A differenza di altre circostanze, il Livorno si è presentato a Poggibonsi con un modulo più coperto rispetto al solito e la scelta di arretrare Luci davanti alla difesa, con Greselin e Pecchia ai suoi fianchi, è stata premiata, almeno sul piano del gioco: “Avevamo preparato la partita proprio così, aggiungendo densità a centrocampo per inaridire le loro fonti di ispirazione, ma non sono d’accordo se mi si dice che avevamo meno propensione offensiva perché l’idea iniziale, che abbiamo provato a portare avanti per tutta la partita, era proprio quella di recuperare palla e di ripartire, con le mezzali e con gli esterni”.

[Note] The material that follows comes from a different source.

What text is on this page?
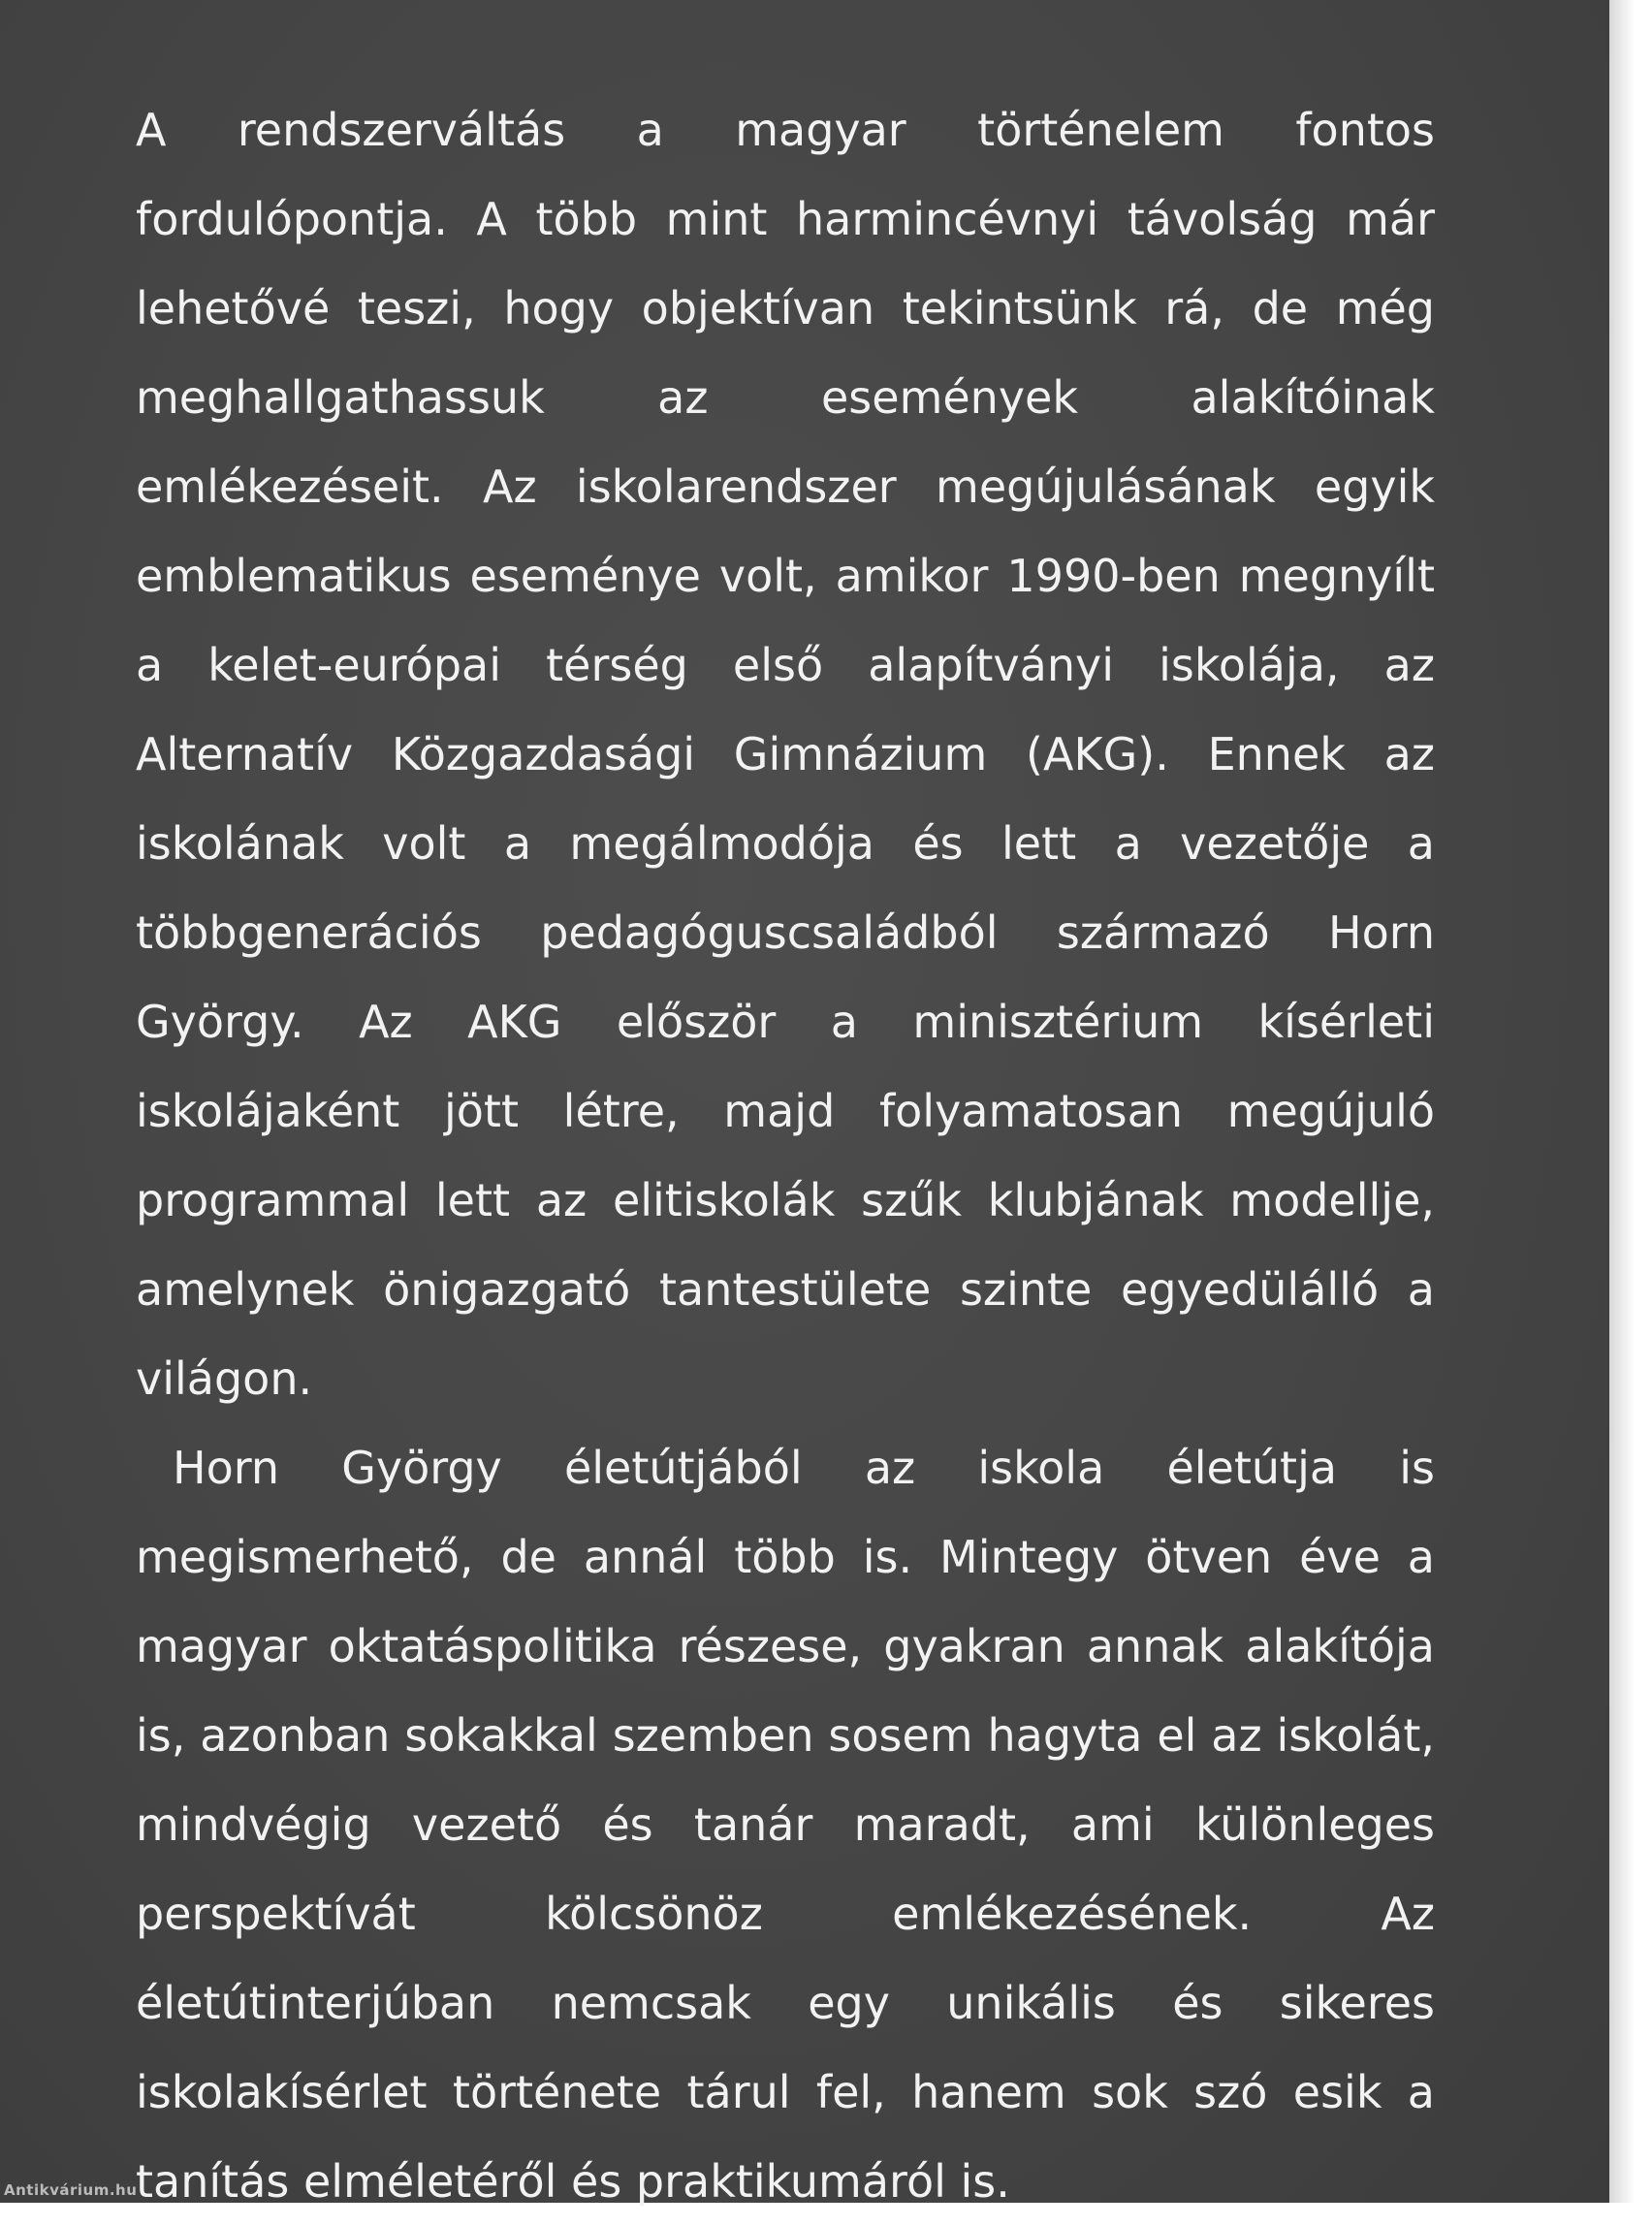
A rendszerváltás a magyar történelem fontos fordulópontja. A több mint harmincévnyi távolság már lehetővé teszi, hogy objektívan tekintsünk rá, de még meghallgathassuk az események alakítóinak emlékezéseit. Az iskolarendszer megújulásának egyik emblematikus eseménye volt, amikor 1990-ben megnyílt a kelet-európai térség első alapítványi iskolája, az Alternatív Közgazdasági Gimnázium (AKG). Ennek az iskolának volt a megálmodója és lett a vezetője a többgenerációs pedagóguscsaládból származó Horn György. Az AKG először a minisztérium kísérleti iskolájaként jött létre, majd folyamatosan megújuló programmal lett az elitiskolák szűk klubjának modellje, amelynek önigazgató tantestülete szinte egyedülálló a világon.

Horn György életútjából az iskola életútja is megismerhető, de annál több is. Mintegy ötven éve a magyar oktatáspolitika részese, gyakran annak alakítója is, azonban sokakkal szemben sosem hagyta el az iskolát, mindvégig vezető és tanár maradt, ami különleges perspektívát kölcsönöz emlékezésének. Az életútinterjúban nemcsak egy unikális és sikeres iskolakísérlet története tárul fel, hanem sok szó esik a tanítás elméletéről és praktikumáról is.

Antikvárium.hu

Disponibile quando si tratta di elogiare la prestazione del collettivo, mister Lorenzo Collacchioni – com’è normale che sia – si fa più criptico quando c’è da parlare dei singoli, a cominciare da Pecchia, Bamba e Giuliani: “Quanto a Pecchia, il suo è un recupero importante nell’economia della squadra perché la sua presenza in pianta stabile mi consente di proporre ulteriori soluzioni e alternative, al pari di tutti i suoi compagni di squadra; venendo a Bamba e a Giuliani – quest’ultimo autore di un colpo di testa su un cross di Lo Faso al quinto minuto di recupero del secondo tempo regolamentare – posso dire che, se è vero che si tratta degli autori dei quattro gol segnati nelle ultime tre partite di campionato (contro Pianese, Tau Altopascio e Trestina, ndr), è altrettanto vero che i due giocatori sono stati bravi a farsi trovare pronti quando sono stati chiamati in causa e che, a tre giornate dal termine del campionato, non posso schierare la formazione sulla base delle statistiche”.
Bruzzo in appoggio a El Bakhtaoui, nel primo tempo, e Lo Faso in appoggio a Lucatti, nel secondo tempo, sono state le due coppie d’attacco viste all’opera questo pomeriggio a Poggibonsi: “Sì, è vero – ha risposto Collacchioni – ma è ancora troppo presto per pensare a chi andrà in campo contro l’Orvietana: siamo ancora qui a commentare la partita di oggi e già mi chiedete la formazione da opporre agli umbri domenica prossima? Posso solo dirvi che troveremo un avversario difficile da affrontare, (peraltro oggi vittorioso contro il Città di Castello, ndr), e che dovremo essere bravi a trasfondere, nella partita di domenica, la rabbia accumulata oggi”.